PT 20 Persen Jegal Calon Pemimpin Bangsa
DPD RI Teriak Setelah Judicial Review Ditolak di MK
DPD RI menilai tidak boleh dibiarkan negara ini dikuasai oleh oligarki
JAKARTA, NusaBali
Pemilihan presiden dan wakil presiden pada Pemilu 2024 nanti memiliki persyaratan ambang batas atau Presidential Threshold (PT) sebesar 20%. Itu pun harus dicalonkan oleh partai politik atau gabungan partai politik sehingga menutup jalan bagi calon perseorangan atau yang tidak memiliki partai untuk maju mencalonkan diri. Hal ini dinilai menjegal anak bangsa yang punya peluang menjadi calon pemimpin bangsa kedepan.
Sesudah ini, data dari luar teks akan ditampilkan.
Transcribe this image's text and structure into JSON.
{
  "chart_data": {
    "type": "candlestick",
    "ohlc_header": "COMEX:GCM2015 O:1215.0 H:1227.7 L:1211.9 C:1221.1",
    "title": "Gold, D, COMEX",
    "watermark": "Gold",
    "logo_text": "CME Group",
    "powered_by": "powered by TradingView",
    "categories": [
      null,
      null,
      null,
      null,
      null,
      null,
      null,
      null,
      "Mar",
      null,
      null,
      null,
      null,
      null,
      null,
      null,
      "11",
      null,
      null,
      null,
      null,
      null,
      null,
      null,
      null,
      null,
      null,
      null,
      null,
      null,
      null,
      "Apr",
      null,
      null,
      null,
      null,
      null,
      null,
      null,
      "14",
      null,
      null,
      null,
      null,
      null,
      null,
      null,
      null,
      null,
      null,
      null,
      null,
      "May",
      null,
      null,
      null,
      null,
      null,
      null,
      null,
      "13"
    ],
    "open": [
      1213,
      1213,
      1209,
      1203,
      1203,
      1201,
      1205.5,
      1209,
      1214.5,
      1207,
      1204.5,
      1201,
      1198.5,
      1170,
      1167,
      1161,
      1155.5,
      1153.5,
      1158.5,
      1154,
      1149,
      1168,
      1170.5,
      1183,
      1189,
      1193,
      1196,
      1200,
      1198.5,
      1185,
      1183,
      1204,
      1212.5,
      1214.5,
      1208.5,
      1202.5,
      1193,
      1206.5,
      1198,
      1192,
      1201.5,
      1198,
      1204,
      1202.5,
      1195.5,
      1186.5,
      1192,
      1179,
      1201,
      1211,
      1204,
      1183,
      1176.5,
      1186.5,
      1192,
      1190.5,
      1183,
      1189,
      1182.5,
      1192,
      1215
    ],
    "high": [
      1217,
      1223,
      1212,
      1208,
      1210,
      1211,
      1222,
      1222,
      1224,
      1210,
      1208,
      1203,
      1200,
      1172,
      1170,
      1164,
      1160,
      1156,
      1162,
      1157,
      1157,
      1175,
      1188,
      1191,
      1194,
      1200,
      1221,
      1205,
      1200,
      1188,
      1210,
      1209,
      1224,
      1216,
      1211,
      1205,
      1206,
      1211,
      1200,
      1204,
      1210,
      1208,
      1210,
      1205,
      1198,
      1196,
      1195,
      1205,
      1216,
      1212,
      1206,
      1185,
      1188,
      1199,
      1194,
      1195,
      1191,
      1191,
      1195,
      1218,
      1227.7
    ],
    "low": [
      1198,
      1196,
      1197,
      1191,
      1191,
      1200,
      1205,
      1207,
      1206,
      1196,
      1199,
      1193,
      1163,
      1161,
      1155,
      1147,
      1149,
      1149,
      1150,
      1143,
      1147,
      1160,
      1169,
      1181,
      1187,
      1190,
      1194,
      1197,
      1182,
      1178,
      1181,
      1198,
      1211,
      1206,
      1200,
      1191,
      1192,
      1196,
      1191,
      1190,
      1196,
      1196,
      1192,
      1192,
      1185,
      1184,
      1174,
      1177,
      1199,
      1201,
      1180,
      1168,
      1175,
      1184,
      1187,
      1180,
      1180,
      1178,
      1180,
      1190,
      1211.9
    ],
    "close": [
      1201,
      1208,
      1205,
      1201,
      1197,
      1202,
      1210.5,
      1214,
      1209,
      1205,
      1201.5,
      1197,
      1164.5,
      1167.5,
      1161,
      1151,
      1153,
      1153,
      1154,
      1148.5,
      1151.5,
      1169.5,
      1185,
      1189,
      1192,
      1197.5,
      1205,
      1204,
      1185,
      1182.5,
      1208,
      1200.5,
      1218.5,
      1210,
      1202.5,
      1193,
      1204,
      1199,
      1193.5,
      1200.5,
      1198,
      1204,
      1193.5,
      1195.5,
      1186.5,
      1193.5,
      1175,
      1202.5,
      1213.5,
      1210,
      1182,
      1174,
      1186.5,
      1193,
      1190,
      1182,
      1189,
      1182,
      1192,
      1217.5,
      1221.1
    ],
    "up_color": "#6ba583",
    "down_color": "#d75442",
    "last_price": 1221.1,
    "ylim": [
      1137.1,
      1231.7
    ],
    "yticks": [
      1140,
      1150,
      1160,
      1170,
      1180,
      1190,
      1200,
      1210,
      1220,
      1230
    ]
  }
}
Salah satu pimpinan Kelompok DPD RI di MPR RI Fahira Idris menilai, PT tersebut dapat mengamputasi calon pemimpin yang berpeluang maju di Pilpres.”Kami dari DPD RI memiliki keyakinan, Indonesia punya banyak stok pemimpin berkualitas. Namun, diamputasi oleh ambang batas 20%,” ujar Fahira saat Dialog Kebangsaan bertajuk Peran DPD RI dalam Percaturan Pemimpin Bangsa di Lobby Gedung DPD RI, Jakarta, Kamis (7/7).
Menurut Fahira, masalah PT 20 persen ini menjadi persoalan besar bangsa Indonesia khususnya dalam kehidupan berdemokrasi. Sebab, salah satu tujuan demokrasi di tanah air adalah kesetaraan hak warga negara dalam berpolitik.
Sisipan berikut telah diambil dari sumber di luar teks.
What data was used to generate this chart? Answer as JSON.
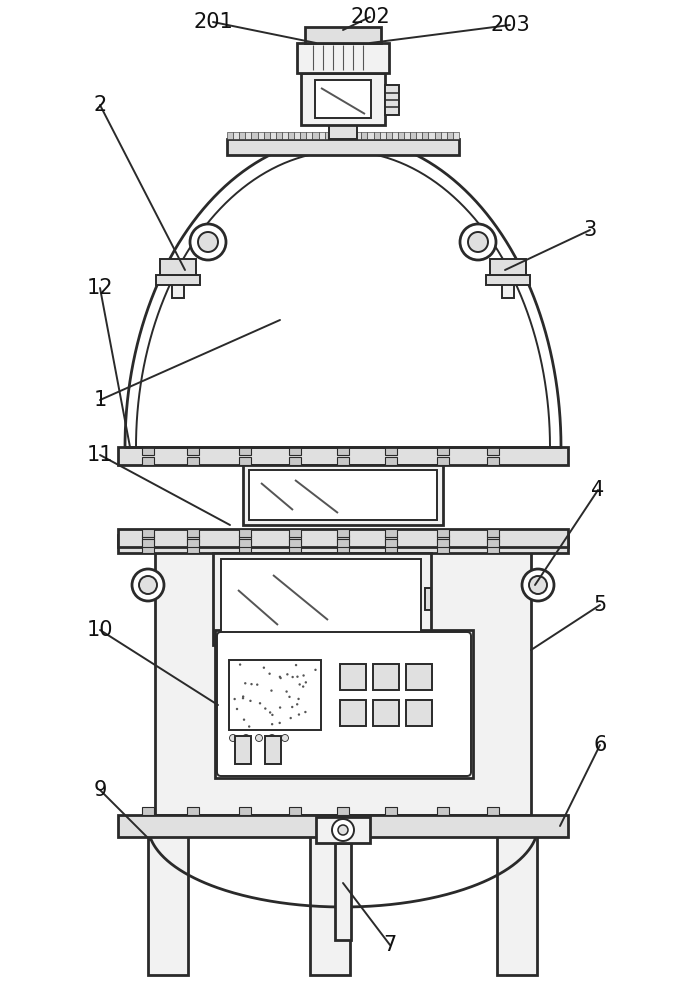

“Tapi dihalang-halangi oleh aturan itu (PT 20 persen). Saya melihat ada kesenjangan sangat luar biasa antara keinginan para pembuat undang-undang pemilu dengan kehendak publik luas agar ambang batas ini dihapuskan,” terang perempuan yang duduk di Komite II DPD RI ini.
Fahira menganggap, makna PT sudah disalahpahami. Lantaran penerapan PT 20% dalam pemilu dimaknai publik hanya sebagai alat untuk menentukan parpol mana saja yang boleh atau berhak mengusung capres atau cawapresnya.
Menurut anak dari mantan Menteri Tenaga Kerja di Kabinet Reformasi Pembangunan Fahmi Idris ini, situasi seperti itu sangat tidak baik untuk perjalanan bangsa ke depan. DPD RI pun berupaya memadamkan kesalahpahaman PT tersebut.
“Karena kami menangkap dengan jelas keinginan masyarakat agar pilpres 2024 diselenggarakan lebih adil, bermartabat dan berkualitas,” papar Fahira. DPD RI pun telah melakukan judicial review mengenai PT 20% yang terdapat di Pasal 222 di Undang-undang Pemilu ke Mahkamah Konstitusi (MK) dalam perkara Nomor 52/PUU-XX/2022.
Namun ditolak, karena MK menilai DPD RI tidak memiliki kedudukan hukum (legal standing) dalam perkara tersebut. Putusan dibacakan Ketua MK Anwar Usman pada Kamis (7/7) pukul 11.09 WIB. Ketua DPD RI AA LaNyalla Mahmud Mattalitti menyatakan, hal itu adalah kemenangan sementara Oligarki Politik dan Oligarki Ekonomi yang menyandera dan mengatur negara ini.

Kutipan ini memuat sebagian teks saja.